I have had to talk with students who perpetually came to class in clothing that revealed much too much a few times. I make a point to do so outside of class, and I present it in relation to course content (I teach communication, so I can link to credibility, self-presentation, audience adaptation, and gender). This framing makes it a little less personal, but it gets my point across and gives me an opportunity to reinforce how what we do in class links up with their everyday lives — including their behavior and attire in the classroom.
Rana - April 2, 2010 at 3:40 am
I’ve never had these experiences myself (thankfully) but my father has related the uncomfortable experience of teaching students in a lecture hall with stacked seating and no leg shields on the desks, an arrangement that frequently put the crotches of female students in short skirts at an eye level in a way that made him feel quite self-conscious.
Not wanting to be seen as the pervy old man by mentioning it to them, his solution was to avoid the parts of the room where such students sat, and to spend a lot of time looking down at his notes or over their heads. Obviously, in this situation their dress was not disrupting other students’ learning (except in that their professor was distracted) but it’s hard to know how else he could have handled that, short of calling in a female colleague to pull them aside.

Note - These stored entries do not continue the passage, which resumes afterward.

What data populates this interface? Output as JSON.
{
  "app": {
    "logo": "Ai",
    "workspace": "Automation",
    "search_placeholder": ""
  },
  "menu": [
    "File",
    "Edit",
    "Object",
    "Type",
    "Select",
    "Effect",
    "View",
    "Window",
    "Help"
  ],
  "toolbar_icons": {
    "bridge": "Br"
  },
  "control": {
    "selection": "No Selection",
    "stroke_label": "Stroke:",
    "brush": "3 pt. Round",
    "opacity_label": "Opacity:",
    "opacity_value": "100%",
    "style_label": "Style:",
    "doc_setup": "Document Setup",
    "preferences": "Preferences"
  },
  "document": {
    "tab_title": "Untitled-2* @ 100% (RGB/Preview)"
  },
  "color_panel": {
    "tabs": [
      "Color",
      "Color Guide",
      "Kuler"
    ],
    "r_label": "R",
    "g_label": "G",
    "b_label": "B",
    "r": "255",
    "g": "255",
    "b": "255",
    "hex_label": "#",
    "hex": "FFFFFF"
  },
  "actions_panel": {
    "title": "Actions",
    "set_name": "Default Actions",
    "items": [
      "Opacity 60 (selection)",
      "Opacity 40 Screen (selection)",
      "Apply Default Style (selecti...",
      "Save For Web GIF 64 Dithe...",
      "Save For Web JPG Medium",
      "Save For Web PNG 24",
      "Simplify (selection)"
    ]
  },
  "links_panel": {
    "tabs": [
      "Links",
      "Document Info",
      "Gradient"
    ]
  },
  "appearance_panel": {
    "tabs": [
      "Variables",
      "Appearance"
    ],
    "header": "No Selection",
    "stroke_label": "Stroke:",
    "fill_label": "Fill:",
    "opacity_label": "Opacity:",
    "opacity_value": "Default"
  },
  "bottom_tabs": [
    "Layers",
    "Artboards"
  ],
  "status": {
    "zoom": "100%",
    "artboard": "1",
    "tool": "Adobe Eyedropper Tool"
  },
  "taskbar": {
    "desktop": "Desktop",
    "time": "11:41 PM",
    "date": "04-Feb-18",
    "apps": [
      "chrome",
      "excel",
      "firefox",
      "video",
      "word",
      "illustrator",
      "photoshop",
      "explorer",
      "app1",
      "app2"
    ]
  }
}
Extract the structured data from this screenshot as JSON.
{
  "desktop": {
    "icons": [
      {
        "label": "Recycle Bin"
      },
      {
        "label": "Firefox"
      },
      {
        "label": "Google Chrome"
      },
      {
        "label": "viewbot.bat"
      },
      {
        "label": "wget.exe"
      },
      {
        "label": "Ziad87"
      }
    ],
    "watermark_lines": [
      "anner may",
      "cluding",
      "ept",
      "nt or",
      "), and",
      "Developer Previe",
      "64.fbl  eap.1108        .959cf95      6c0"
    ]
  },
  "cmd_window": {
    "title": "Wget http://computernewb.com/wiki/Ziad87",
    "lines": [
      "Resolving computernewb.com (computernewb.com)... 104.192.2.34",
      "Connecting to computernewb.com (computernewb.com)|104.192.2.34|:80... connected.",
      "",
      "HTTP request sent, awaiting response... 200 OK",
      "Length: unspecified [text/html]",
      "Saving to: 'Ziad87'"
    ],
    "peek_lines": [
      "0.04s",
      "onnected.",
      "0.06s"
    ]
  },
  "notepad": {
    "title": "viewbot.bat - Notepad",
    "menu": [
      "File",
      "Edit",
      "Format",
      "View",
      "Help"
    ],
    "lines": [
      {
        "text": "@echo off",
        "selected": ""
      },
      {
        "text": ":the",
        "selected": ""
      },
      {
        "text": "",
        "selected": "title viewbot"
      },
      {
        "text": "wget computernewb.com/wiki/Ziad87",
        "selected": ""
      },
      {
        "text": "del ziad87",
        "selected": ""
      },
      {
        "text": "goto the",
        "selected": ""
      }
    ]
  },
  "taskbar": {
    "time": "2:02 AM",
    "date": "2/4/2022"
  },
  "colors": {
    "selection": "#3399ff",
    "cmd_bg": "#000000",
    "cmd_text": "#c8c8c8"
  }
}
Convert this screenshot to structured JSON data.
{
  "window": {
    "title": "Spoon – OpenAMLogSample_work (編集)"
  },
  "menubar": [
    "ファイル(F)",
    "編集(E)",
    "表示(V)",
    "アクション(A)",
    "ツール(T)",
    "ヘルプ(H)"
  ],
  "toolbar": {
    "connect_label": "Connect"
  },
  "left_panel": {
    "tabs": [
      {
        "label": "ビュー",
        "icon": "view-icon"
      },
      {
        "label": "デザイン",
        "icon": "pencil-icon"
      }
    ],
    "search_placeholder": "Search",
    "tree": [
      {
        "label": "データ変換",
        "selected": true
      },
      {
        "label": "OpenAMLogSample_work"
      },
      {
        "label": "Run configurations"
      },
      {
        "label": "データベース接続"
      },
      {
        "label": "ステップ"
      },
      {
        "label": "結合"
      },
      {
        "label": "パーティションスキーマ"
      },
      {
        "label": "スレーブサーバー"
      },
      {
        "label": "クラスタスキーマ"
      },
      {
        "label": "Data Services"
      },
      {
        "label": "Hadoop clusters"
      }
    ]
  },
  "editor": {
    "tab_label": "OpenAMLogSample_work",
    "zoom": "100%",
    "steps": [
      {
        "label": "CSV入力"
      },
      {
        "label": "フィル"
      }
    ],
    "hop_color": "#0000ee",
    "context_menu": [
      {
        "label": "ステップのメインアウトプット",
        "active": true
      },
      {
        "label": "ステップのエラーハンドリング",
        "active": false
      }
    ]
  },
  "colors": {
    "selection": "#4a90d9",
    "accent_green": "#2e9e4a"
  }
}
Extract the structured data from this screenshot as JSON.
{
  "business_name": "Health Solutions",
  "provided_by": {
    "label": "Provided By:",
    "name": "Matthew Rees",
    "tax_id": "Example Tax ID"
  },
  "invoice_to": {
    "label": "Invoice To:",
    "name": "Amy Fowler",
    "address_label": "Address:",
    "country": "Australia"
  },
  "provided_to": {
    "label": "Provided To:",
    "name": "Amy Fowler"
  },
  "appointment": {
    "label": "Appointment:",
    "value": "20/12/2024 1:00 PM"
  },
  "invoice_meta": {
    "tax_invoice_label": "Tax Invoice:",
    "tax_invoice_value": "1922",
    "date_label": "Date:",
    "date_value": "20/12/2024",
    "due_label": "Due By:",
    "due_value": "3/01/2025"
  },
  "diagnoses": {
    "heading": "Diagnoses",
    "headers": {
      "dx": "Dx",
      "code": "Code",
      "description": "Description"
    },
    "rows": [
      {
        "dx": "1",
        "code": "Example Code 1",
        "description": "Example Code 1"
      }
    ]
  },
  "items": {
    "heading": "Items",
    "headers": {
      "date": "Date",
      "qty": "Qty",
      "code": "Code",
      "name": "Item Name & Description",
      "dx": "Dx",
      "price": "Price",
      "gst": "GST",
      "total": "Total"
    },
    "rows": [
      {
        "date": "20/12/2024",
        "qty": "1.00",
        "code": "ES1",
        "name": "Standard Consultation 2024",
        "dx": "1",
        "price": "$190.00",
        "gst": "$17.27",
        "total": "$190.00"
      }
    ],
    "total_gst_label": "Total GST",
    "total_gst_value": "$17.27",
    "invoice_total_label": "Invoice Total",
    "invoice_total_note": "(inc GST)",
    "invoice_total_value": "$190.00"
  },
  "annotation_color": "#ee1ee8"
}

Jjw - April 2, 2010 at 11:56 am
I’ve avoided any of these problems — or anything in their ballpark — by teaching at 7:30am for the past few terms. It’s sweats, sweats, and more sweats. It’s rare to have a female student who has even bothered for more than a ponytail, let alone the work require for oogle-inducing attire. Yes, I have to get up early, but I’m also done with teaching and office hours before noon, leaving the whole afternoon for glorious productivity. Erm, with the potential for glorious productivity.
For situation #1, my solution would be to ask the students to all sit in chairs while they work in groups. That tends to cut groups down to 3-4 (which I see as a benefit) and eliminates the bending over problem.
tbf - April 1, 2010 at 11:54 pm
If students report that a peer is disrupting their learning, I’ll take action. Otherwise, I assume that everyone has been inside a locker room and has seen the human body before. Working at a university near the beach means that we get our fair share of short skirts and cleavage; also, boxers underneath shredded cut-offs are not unusual.
Students own the classroom space, even though they might not know it. By focusing on what matters–knowledge, skills, and beliefs–I hope to model tolerance towards those rare students who are experimenting with clothing and trying on different, sometimes odd, identities.
Stentor - April 2, 2010 at 7:11 am
Scenario #1 is easy. The snickering students get one public warning (assuming they haven’t been disruptive before), and then I ask them to leave class. Scenario #2 is trickier because it sounds like the students aren’t doing anything quite overt enough to be called out on it. I’d try to increase the Socratic component of the lecture or give them pair/small group work to do to force them to focus on the actual course content.
College students are adults. They should be expected to exercise self-control if they want to be in class.